I like to try to understand these very different responses to conversations about poverty. I keep coming back to my personal perspective that, if you had taken away my privileges of being white and raised middle class with a financial safety net under me at many catastrophic points in my life…I doubt I would be anything but a drug addicted homeless person. I don’t see myself as being able to overcome anything even remotely challenging and so I’m grateful I had an “easy” life.
Now…if I push deep into that perspective I do see challenges I overcame and start to give myself a better stance in a different world…but my initial instinct is always one of self-doubt and I am very critical and hesitant to give myself any credit for anything good. If someone points out a good characteristic that might have helped me overcome challenges I immediately pass it off on something unrelated to me: My Dad, My Family, My Friends, My White Privilege.
I take very little credit for anything good I’ve done.
And I know that this is something that is inherently bad, I should be able to look at myself with more kindness and give myself more credit…and I do try to work on that…but I often wonder if that trait is what so easily allows me to give others wide berths of forgiveness. I think everyone is bigger than their worst moments because Lord knows I do not want to be judged by mine.
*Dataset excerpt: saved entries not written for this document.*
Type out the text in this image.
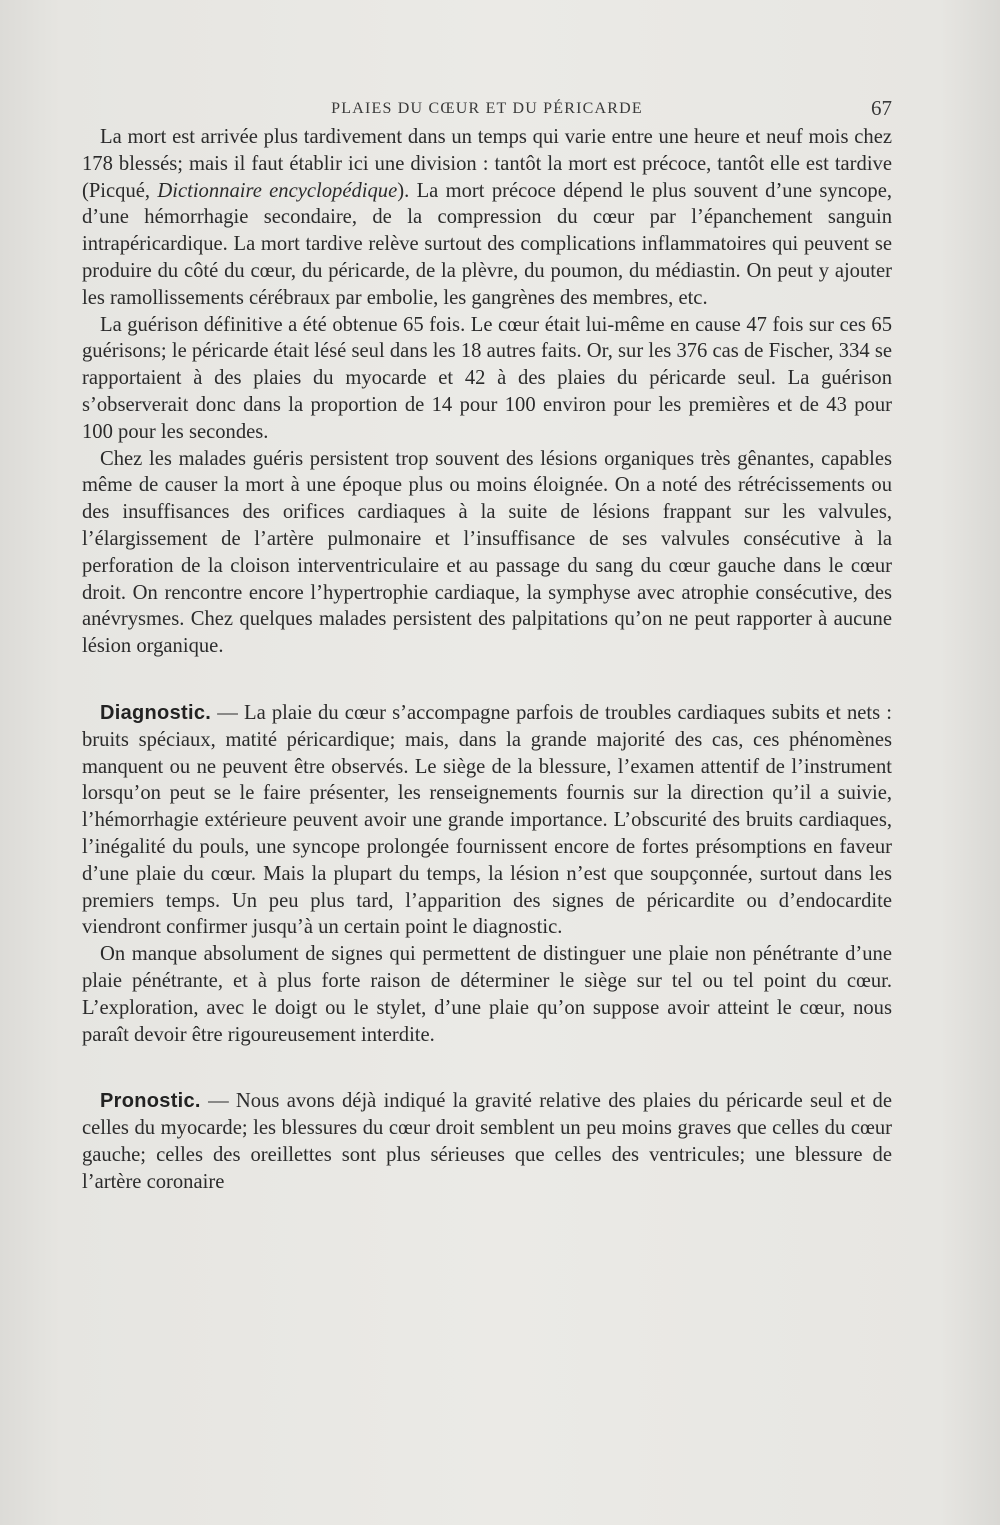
PLAIES DU CŒUR ET DU PÉRICARDE	67

La mort est arrivée plus tardivement dans un temps qui varie entre une heure et neuf mois chez 178 blessés; mais il faut établir ici une division : tantôt la mort est précoce, tantôt elle est tardive (Picqué, Dictionnaire encyclopédique). La mort précoce dépend le plus souvent d’une syncope, d’une hémorrhagie secondaire, de la compression du cœur par l’épanchement sanguin intrapéricardique. La mort tardive relève surtout des complications inflammatoires qui peuvent se produire du côté du cœur, du péricarde, de la plèvre, du poumon, du médiastin. On peut y ajouter les ramollissements cérébraux par embolie, les gangrènes des membres, etc.

La guérison définitive a été obtenue 65 fois. Le cœur était lui-même en cause 47 fois sur ces 65 guérisons; le péricarde était lésé seul dans les 18 autres faits. Or, sur les 376 cas de Fischer, 334 se rapportaient à des plaies du myocarde et 42 à des plaies du péricarde seul. La guérison s’observerait donc dans la proportion de 14 pour 100 environ pour les premières et de 43 pour 100 pour les secondes.

Chez les malades guéris persistent trop souvent des lésions organiques très gênantes, capables même de causer la mort à une époque plus ou moins éloignée. On a noté des rétrécissements ou des insuffisances des orifices cardiaques à la suite de lésions frappant sur les valvules, l’élargissement de l’artère pulmonaire et l’insuffisance de ses valvules consécutive à la perforation de la cloison interventriculaire et au passage du sang du cœur gauche dans le cœur droit. On rencontre encore l’hypertrophie cardiaque, la symphyse avec atrophie consécutive, des anévrysmes. Chez quelques malades persistent des palpitations qu’on ne peut rapporter à aucune lésion organique.

Diagnostic. — La plaie du cœur s’accompagne parfois de troubles cardiaques subits et nets : bruits spéciaux, matité péricardique; mais, dans la grande majorité des cas, ces phénomènes manquent ou ne peuvent être observés. Le siège de la blessure, l’examen attentif de l’instrument lorsqu’on peut se le faire présenter, les renseignements fournis sur la direction qu’il a suivie, l’hémorrhagie extérieure peuvent avoir une grande importance. L’obscurité des bruits cardiaques, l’inégalité du pouls, une syncope prolongée fournissent encore de fortes présomptions en faveur d’une plaie du cœur. Mais la plupart du temps, la lésion n’est que soupçonnée, surtout dans les premiers temps. Un peu plus tard, l’apparition des signes de péricardite ou d’endocardite viendront confirmer jusqu’à un certain point le diagnostic.

On manque absolument de signes qui permettent de distinguer une plaie non pénétrante d’une plaie pénétrante, et à plus forte raison de déterminer le siège sur tel ou tel point du cœur. L’exploration, avec le doigt ou le stylet, d’une plaie qu’on suppose avoir atteint le cœur, nous paraît devoir être rigoureusement interdite.

Pronostic. — Nous avons déjà indiqué la gravité relative des plaies du péricarde seul et de celles du myocarde; les blessures du cœur droit semblent un peu moins graves que celles du cœur gauche; celles des oreillettes sont plus sérieuses que celles des ventricules; une blessure de l’artère coronaire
Of course…there is inherently a lot of kindness towards self too, if I really think about it. At least towards my past self. When I reflect on those bad moments…those worst decisions in my life…I often frame them, not with excuses really, but with understanding. I did that thing because I hadn’t learned that valuable lesson yet. Or I did that thing because I was scared. Or I did that thing because I was lonely.
And so when I see/hear other people doing bad things I tend to try to search for the same framework. She’s not a great Mother because she had a terrible Father. He’s not a great husband because he struggles with anxiety and depression.
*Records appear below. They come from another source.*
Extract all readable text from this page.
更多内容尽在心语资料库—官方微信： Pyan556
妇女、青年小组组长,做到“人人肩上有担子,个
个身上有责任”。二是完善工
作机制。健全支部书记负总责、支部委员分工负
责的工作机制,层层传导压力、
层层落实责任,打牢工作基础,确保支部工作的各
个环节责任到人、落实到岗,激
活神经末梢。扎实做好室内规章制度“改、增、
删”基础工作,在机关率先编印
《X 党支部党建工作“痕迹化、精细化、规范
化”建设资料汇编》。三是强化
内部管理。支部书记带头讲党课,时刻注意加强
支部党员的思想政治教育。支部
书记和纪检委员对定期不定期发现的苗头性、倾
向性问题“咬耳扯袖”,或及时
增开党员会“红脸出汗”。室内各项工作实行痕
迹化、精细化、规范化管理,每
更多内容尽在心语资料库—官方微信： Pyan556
Now…when I compare those habits to those who judge others harshly I find first and foremost: Racism…because let’s be honest. I know people who judge white people way less harshly than they judge people of color. But I also find a lot of self-congratulations: “I was able to overcome X,Y,Z without the government’s help so they should too.” And that framework of thought is so foreign to me I can never quite wrap my head around it. I’ve never honestly looked at something I’ve achieved in a positive way to be used against someone else. It’s such a foreign perspective to me I have to assume it helps separate our attitudes towards the disadvantaged.
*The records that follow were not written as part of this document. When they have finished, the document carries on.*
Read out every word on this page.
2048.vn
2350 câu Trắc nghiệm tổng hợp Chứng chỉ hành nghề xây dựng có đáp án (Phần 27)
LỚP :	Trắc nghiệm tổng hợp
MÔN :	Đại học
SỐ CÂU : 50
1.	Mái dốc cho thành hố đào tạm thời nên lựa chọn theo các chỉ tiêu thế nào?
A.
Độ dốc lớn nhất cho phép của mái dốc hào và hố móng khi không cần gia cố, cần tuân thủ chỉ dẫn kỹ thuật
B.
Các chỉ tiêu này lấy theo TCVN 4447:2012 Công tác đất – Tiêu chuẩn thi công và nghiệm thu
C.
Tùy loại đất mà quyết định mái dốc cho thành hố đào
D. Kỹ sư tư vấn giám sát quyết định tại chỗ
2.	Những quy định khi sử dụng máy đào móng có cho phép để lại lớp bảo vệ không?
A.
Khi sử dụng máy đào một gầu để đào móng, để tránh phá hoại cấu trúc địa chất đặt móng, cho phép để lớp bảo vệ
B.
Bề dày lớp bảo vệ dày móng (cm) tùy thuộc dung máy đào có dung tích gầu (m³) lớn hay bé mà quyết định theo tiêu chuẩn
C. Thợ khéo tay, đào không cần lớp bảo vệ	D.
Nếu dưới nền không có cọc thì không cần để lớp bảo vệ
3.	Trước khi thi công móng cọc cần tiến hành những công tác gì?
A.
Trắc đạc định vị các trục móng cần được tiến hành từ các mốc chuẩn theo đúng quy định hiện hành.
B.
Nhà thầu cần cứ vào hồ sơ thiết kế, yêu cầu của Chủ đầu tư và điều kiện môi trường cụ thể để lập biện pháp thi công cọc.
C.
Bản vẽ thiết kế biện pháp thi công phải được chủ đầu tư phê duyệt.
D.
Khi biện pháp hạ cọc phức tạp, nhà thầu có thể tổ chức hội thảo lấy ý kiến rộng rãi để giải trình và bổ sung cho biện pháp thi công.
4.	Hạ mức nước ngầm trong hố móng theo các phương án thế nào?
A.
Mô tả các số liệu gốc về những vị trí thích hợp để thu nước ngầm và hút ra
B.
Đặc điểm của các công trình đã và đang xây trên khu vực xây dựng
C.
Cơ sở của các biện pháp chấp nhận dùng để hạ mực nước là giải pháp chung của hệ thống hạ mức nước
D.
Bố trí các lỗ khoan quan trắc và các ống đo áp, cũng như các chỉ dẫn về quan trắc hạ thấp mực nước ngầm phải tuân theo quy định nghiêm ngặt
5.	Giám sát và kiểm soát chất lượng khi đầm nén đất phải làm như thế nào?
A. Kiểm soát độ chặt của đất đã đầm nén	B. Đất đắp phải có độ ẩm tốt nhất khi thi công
I don’t know…I’ve just been following these thought patterns and introspection a lot lately as I try to understand during this political season how people who I know personally are not that different from me, can still look at the world through such a different lens. How people I share a meal with can denounce systemic racism or the traumatic effects of generational poverty…when otherwise we seem so similar. So I keep trying to dig in and find deeper causes to the difference to see if there’s anything I can address that goes below the surface at all.
Honestly? Sometimes I can feel success. Sometimes I can sense a shift in perspective even if but for a moment, but it’s never long-lasting or concrete and so I keep thinking about it, looking for deeper differences that are harder to unseat.
And holy CRAP this is a boring and pointless blog entry. But, I really wanted to get back into the habit of morning blogging again and so THIS IS WHAT YOU GET Y’ALL, I AM SORRY.